The following is parts of the article:

 

Prophesies of doom

 

Shortly after Snowden’s leaked documents detailed collaboration giving the NSA access to the accounts of tens of thousands of net companies’ users, the big Internet companies and their allies issued dire warnings, predicting that American businesses would lose tens of billions of dollars in revenue abroad as distrustful customers seek out local alternatives.

 

In a federal court filing last week, Google said that still-unfolding news coverage was causing “substantial harm to Google’s reputation and business”. The company said that could be mitigated if it were allowed to comment with precision about its intelligence dealings.

 

Likewise, last month, six technology trade groups wrote to the White House to urge reforms in the spy programs, citing what it called a “study” predicting a $35 billion cumulative shortfall by 2016 in the vital economic sector.

 

That number, it turns out, was extrapolated from a security trade group’s survey of 207 non-U.S. members – and the group, the Cloud Security Alliance, had explicitly cautioned that its members weren’t representative of the entire industry.

 

Boon for encryption sector

 

As for the upside, so far only a minority of people and businesses are tackling encryption on their own or moving to privacy-protecting Web browsers, but encryption is expected to get easier with more new entrants.

 

Snowden himself said that strong encryption, applied correctly, was still reliable, even though the NSA has cracked or circumvented most of the ordinary, built-in security around Web email and financial transactions.

 

Some early adopters of encryption have senior jobs inside companies, and they could bring their habits to the office and eventually change the technology habits of the whole workplace, in the same way that executive fondness for iPhones and iPads prompted more companies to allow them access to corporate networks.

 

A week ago, Google said it had intensified encryption of internal data flows after learning about NSA practices from Snowden’s files, and consultants are urging other big businesses to do the same.

 

Stiennon said that after more companies encrypt, the NSA and other agencies will spend more to break through, accelerating a lucrative cycle. “They will start focusing on the encrypted data, because that’s where all the good stuff is,” Stiennon said.

 

Just as Snowden said, correctly applied strong encryption is still reliable.
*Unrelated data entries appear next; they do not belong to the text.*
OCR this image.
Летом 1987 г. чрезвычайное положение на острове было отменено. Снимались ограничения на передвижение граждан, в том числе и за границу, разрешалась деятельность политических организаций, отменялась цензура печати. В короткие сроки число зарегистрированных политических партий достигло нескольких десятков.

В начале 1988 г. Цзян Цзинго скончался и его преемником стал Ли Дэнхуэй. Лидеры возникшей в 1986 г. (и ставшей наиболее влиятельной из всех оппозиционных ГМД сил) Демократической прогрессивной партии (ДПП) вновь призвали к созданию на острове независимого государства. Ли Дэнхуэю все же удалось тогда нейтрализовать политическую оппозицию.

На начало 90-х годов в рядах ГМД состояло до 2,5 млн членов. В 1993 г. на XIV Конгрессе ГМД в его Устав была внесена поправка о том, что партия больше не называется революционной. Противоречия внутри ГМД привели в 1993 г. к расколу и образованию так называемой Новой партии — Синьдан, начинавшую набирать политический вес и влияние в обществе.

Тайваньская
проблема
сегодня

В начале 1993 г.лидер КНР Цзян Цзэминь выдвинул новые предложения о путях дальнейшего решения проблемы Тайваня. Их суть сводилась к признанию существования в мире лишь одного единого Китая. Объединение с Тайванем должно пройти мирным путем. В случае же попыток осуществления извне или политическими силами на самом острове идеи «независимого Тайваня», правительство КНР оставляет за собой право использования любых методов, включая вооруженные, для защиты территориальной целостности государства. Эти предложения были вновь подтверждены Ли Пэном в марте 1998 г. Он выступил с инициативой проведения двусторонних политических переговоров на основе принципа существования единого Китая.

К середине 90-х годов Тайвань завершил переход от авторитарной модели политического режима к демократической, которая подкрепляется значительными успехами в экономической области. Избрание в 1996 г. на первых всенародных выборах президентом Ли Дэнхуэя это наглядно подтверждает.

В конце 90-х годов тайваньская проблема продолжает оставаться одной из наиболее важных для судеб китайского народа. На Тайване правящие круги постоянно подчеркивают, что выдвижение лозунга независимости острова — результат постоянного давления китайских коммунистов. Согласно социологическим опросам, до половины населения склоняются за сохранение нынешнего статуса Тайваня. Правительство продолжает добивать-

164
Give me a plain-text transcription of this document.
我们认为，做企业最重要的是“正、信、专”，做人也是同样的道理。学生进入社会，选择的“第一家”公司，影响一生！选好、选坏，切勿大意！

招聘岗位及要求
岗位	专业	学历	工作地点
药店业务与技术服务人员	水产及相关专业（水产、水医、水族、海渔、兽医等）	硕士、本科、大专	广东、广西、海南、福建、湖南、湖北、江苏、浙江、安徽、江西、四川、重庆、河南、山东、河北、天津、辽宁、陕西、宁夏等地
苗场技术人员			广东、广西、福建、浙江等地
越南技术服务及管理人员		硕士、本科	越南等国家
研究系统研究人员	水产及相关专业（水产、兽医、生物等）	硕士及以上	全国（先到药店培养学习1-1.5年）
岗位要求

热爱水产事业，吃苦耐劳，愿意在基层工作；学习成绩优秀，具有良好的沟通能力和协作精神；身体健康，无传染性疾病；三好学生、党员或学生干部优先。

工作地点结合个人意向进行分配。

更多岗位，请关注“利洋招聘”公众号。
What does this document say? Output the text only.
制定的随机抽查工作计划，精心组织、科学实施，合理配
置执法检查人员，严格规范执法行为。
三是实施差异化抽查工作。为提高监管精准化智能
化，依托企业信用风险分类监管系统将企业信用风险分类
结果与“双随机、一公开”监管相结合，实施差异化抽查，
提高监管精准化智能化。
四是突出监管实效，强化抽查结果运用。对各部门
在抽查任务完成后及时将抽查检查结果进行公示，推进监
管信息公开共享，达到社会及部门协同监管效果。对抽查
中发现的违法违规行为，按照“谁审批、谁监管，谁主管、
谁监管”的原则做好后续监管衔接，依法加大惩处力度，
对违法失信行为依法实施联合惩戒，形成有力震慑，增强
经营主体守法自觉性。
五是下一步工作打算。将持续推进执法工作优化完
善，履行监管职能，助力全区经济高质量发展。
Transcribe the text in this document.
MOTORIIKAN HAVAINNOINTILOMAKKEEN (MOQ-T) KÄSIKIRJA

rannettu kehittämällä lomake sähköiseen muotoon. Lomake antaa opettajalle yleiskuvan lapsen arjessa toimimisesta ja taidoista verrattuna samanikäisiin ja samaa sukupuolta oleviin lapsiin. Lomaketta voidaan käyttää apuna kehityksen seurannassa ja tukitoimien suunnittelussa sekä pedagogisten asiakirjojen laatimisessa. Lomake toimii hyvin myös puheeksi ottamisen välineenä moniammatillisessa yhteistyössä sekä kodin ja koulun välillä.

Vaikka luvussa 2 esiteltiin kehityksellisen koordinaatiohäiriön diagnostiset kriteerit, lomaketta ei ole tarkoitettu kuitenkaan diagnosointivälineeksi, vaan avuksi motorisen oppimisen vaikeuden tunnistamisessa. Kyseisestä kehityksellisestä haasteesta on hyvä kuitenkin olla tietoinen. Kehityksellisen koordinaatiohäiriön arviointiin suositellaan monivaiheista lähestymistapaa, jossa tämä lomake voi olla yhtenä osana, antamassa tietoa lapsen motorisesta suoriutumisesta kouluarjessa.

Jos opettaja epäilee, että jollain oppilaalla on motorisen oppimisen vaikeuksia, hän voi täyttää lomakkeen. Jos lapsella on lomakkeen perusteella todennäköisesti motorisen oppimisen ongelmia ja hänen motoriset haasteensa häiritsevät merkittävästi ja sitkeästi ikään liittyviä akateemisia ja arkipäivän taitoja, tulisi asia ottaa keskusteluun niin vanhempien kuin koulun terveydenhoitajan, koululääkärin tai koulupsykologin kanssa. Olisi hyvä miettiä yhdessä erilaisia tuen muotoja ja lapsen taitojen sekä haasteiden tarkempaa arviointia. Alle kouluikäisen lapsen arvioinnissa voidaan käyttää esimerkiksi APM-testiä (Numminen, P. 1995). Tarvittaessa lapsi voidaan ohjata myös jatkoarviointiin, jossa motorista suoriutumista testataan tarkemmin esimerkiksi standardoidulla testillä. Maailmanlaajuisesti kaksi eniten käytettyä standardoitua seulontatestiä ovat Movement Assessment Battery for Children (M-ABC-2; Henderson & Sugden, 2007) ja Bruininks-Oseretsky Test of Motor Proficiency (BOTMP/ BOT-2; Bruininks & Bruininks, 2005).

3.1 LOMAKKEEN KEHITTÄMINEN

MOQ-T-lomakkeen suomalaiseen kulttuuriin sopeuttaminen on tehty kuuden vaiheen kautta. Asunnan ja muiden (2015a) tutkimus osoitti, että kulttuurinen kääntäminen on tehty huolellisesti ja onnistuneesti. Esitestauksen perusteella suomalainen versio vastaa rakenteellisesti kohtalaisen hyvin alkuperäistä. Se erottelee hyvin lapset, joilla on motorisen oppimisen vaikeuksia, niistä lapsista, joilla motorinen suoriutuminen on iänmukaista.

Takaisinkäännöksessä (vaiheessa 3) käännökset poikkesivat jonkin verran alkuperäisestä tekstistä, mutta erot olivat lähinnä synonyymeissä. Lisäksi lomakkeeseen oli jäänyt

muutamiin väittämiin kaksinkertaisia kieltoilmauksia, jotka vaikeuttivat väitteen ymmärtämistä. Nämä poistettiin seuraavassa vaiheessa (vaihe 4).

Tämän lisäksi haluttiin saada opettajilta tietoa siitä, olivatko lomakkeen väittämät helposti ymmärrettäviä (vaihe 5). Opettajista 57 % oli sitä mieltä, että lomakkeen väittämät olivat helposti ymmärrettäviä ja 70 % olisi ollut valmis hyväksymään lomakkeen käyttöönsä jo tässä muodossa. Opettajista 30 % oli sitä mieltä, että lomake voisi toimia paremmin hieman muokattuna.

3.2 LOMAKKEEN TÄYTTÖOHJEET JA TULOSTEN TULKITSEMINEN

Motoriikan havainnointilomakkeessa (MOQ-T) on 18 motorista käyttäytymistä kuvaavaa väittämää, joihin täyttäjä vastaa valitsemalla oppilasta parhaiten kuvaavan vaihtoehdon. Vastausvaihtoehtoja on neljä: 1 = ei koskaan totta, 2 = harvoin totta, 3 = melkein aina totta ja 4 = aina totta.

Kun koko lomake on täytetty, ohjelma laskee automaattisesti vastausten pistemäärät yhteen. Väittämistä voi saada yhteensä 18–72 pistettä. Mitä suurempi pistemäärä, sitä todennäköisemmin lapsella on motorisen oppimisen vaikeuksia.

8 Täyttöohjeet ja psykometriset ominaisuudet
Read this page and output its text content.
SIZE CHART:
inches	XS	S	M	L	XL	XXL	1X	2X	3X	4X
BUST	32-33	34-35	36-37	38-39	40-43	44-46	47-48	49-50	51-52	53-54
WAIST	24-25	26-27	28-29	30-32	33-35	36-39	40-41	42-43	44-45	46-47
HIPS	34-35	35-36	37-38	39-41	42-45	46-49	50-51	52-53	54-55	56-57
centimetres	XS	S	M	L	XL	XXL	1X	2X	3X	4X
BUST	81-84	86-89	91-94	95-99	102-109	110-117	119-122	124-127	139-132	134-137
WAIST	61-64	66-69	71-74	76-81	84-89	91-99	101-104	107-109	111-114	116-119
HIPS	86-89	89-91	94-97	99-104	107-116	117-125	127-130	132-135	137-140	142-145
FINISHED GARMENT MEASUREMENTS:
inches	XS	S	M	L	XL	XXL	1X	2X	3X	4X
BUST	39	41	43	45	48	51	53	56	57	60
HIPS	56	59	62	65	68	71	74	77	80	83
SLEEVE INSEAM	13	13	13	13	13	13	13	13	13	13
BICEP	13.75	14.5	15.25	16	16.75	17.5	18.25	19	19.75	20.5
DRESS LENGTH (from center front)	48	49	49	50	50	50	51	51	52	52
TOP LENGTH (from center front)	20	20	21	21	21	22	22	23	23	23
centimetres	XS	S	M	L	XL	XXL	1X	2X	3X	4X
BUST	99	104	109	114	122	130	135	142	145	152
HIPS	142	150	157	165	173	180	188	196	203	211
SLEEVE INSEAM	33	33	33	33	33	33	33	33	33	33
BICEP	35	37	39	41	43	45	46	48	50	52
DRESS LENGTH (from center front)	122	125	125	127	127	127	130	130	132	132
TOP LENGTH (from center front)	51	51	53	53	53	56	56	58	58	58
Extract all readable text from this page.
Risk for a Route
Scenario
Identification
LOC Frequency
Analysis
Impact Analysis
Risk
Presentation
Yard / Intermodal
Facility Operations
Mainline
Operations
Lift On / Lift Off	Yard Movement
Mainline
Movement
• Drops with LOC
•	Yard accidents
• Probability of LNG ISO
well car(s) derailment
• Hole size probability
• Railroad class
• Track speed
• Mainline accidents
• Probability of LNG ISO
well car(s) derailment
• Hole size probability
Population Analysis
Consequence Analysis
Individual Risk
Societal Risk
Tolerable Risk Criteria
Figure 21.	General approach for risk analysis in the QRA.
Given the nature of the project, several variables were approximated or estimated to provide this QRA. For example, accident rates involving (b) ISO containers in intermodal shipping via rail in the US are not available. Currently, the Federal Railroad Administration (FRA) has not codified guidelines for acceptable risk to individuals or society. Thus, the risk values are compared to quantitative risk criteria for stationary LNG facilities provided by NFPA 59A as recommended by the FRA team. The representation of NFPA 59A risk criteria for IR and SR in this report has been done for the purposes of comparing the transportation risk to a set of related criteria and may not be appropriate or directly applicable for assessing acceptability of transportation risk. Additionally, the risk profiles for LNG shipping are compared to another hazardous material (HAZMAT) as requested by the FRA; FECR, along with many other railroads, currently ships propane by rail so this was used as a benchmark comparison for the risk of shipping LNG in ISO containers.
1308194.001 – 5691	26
Correctly applied file encryption, folder encryption and USB encryption will useful and reliable for ordinary people and enterprise to protect their important or even confidential data. Data security isn’t a dispensable problem that we can ignore any more, for data loss and data leakage have retaliated back a bitter lesson. Complete data security management should be established in every enterprise and effective data protection should be paid more attention by individuals.